Virginia State Senator Louise Lucas (D-Portsmouth) has launched a legislative push to have poker reclassified as a game of skill. Lucas, who has long campaigned, unsuccessfully, to legalize casino gaming in the state, introduced bill S1400 last week.
It seeks to clarify the definition of illegal gambling and charitable gaming, such as bingo, as well as authorizing poker games and regulating of poker tournaments.
“Poker games shall be deemed games of skill, and nothing in this subdivision shall be construed to make any such game illegal gambling,” states the bill.
The bill would permit poker tournaments to be held at land-based bingo venues, with total prizes restricted to $100. For tournaments with higher prize pools, up to $50,000, organizers would require a permit from Virginia Department of Agriculture and Consumer Services.
Virginia has never been a hospitable state for poker players, or any gamblers, for that matter. The lottery being the only current legal outlet for gambling indulgence, following the closure of the Colonial Downs racetrack last year.
In late 2015, the Virginia Racing Commission denied the track 2016 racing dates, which begs the question, what does the Virginia Racing Commission actually do these days?
In some states, home poker games are nominally illegal but little is done to enforce the rule. But Virginia’s law enforcement has been criticized over the years for a heavy-handed approach to policing home games.

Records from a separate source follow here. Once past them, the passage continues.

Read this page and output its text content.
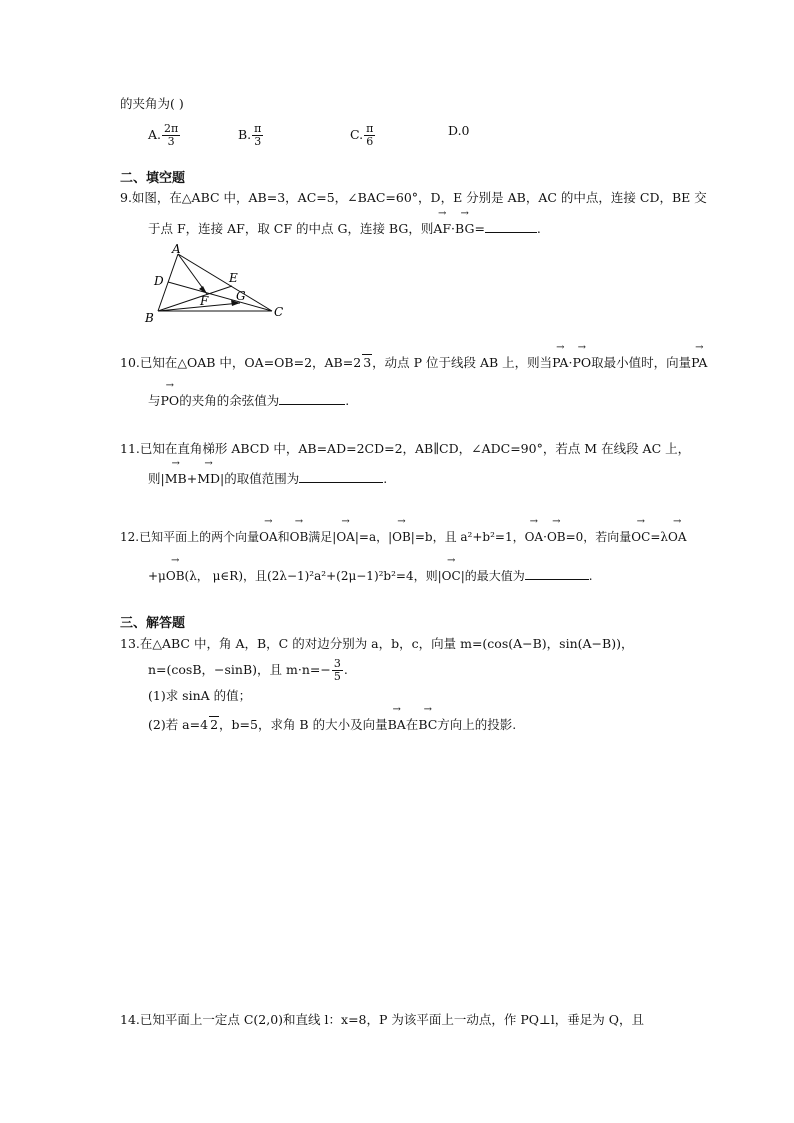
的夹角为( )
A. $\frac{2\pi}{3}$	B. $\frac{\pi}{3}$	C. $\frac{\pi}{6}$	D.0
二、填空题
9.如图，在△ABC 中，AB=3，AC=5，∠BAC=60°，D，E 分别是 AB，AC 的中点，连接 CD，BE 交
于点 F，连接 AF，取 CF 的中点 G，连接 BG，则→ AF·→ BG=	.
A
B	C
D	E
F G
10.已知在△OAB 中，OA=OB=2，AB=2 3，动点 P 位于线段 AB 上，则当→ PA·→ PO取最小值时，向量→ PA
与→ PO的夹角的余弦值为	.
11.已知在直角梯形 ABCD 中，AB=AD=2CD=2，AB∥CD，∠ADC=90°，若点 M 在线段 AC 上，
则|→ MB+→ MD|的取值范围为	.
12.已知平面上的两个向量→ OA和→ OB满足|→ OA|=a，|→ OB|=b，且 a²+b²=1，→ OA·→ OB=0，若向量→ OC=λ→ OA
+μ→ OB(λ， μ∈R)，且(2λ−1)²a²+(2μ−1)²b²=4，则|→ OC|的最大值为	.
三、解答题
13.在△ABC 中，角 A，B，C 的对边分别为 a，b，c，向量 m=(cos(A−B)，sin(A−B))，
n=(cosB，−sinB)，且 $m\cdot n=- \frac{3}{5}$ .
(1)求 sinA 的值；
(2)若 a=4 2，b=5，求角 B 的大小及向量→ BA在→ BC方向上的投影.
14.已知平面上一定点 C(2,0)和直线 l：x=8，P 为该平面上一动点，作 PQ⊥l，垂足为 Q，且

In January 2015, Police in Fairfax County deemed it necessary to call in a SWAT team armed with automatic rifles to break up a private home poker game that had, in the past, been frequented by Phil Laak and Antonio Esfandiari.
“They could’ve sent a retired detective with a clipboard and gotten the same result,” complained a player to the Washington Post shortly afterwards.
The raid resulted in the confiscation of $150,000 from the game’s host, while eight of the ten players were charged with the Class 3 misdemeanour of illegal gambling, punishable by a maximum fine of $500.
This is the same police department that, in 2006, opted to send a SWAT team to arrest an optometrist named Salvatore J. Culosi Jr for the crime of betting on football games. He was accidentally shot and killed by an officer on the doorstep of his home.
The new bill, it seems, would legalize cash home games, since poker would no longer deemed to be illegal gambling and a permit would be required for tournaments alone. And while Lucas’ casino gambling bills have previously come to nothing, she may take hope from the fact that, last year, Virginia, despite its largely anti-gambling stance, became the very first state in the US to regulate daily fantasy sports.